DA3 achieved state-of-the-art results on a new visual geometry benchmark, improving camera pose accuracy by 35.7% and geometric accuracy by 23.6% over prior methods, while also outperforming Depth Anything 2 in monocular depth tasks. This unified approach could make 3D perception more accessible for robotics and mixed reality, though its reliance on public datasets may limit some applications.
Why Less is More (Sometimes): A Theory of Data Curation
Dohmatob et al. [Concordia University, FAIR at Meta, Mila–Quebec AI Institute]
♥ 680 LLM Training Data
Almost everyone agrees that bigger datasets always make smarter models; however, this paper argues that sometimes, less data really can lead to better performance. Recent methods like LIMO and s1 have shown that aggressively curating small, high-quality datasets can outperform training on massive collections. The key question is: when does this strategy work, and when is more data still better?

Theory Prediction across four key regimes.
This paper explains how an imperfect oracle selects examples based on their difficulty and correctness. In label-agnostic curation, examples are kept or discarded based solely on their features, such as retaining either the hardest or easiest problems. The framework demonstrates that for a strong generator, where training labels are already highly accurate, and it focuses on hard examples, effectively refines the model. However, if the generator is weak, using simpler examples helps the model grasp the basics, aligning with traditional scaling laws.

Strategic pruning prevents model collapse.
When labels are also considered, as in label-aware curation, the oracle filters for both difficulty and correctness; this mirrors real-world methods where only valid and challenging examples are kept. The theory adapts to this setting, showing how the fraction of data retained and the alignment between the oracle, generator, and true labels shape the final performance. In both cases, the framework identifies specific conditions where curated, small sets outperform the full dataset.
The Path Not Taken: RLVR Provably Learns Off the Principals
Zhu et al. [Meta AI, The University of Texas at Austin]
♥ 487 RLVR
It turns out that reinforcement learning can significantly enhance reasoning skills in large language models while only slightly adjusting a small fraction of their parameters. Researchers wanted to understand why such sparse updates lead to such strong improvements. They found that what appears to be sparsity is actually a sign of a deeper, model-guided optimization pattern: for a given pretrained model, updates consistently land in the same parameter regions, regardless of the dataset or training method used.

Update sparsity in SFT vs. RLVR.
This behavior is explained by the Three-Gate Theory.
First, a KL constraint ensures that each update step remains small, preventing the model from straying too far from its original behavior.
Second, the model’s own geometry steers these small updates toward directions that don’t disrupt its core structure, preserving important weight patterns.
Third, the limited numerical precision in training makes many of these tiny adjustments invisible, causing the overall update pattern to appear sparse, even though learning is occurring across many parameters.

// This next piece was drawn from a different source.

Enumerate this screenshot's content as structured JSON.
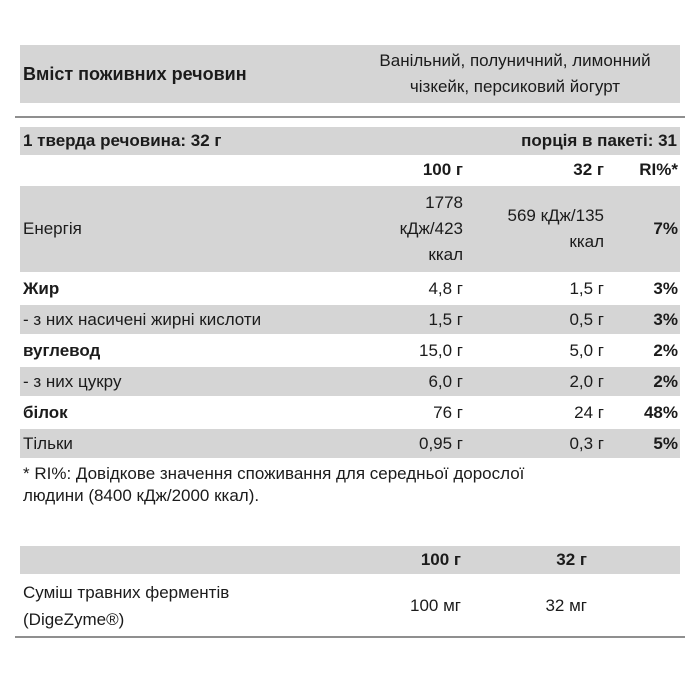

Model List for analyzed checkpoints for agentic tasks and RLHF algorithms.
Experiments confirmed that RL updates avoid changing the model’s most influential “principal” weights, which are often targeted by supervised fine-tuning. As a result, RL preserves the model’s original spectral structure and shows minimal rotation in its main learning directions.
On the other hand, supervised fine-tuning tends to alter principal weights more significantly, which results in greater changes in model behavior. These findings suggest that RL operates in a fundamentally different optimization regime, meaning that methods designed for supervised tuning may be poorly suited for reinforcement learning.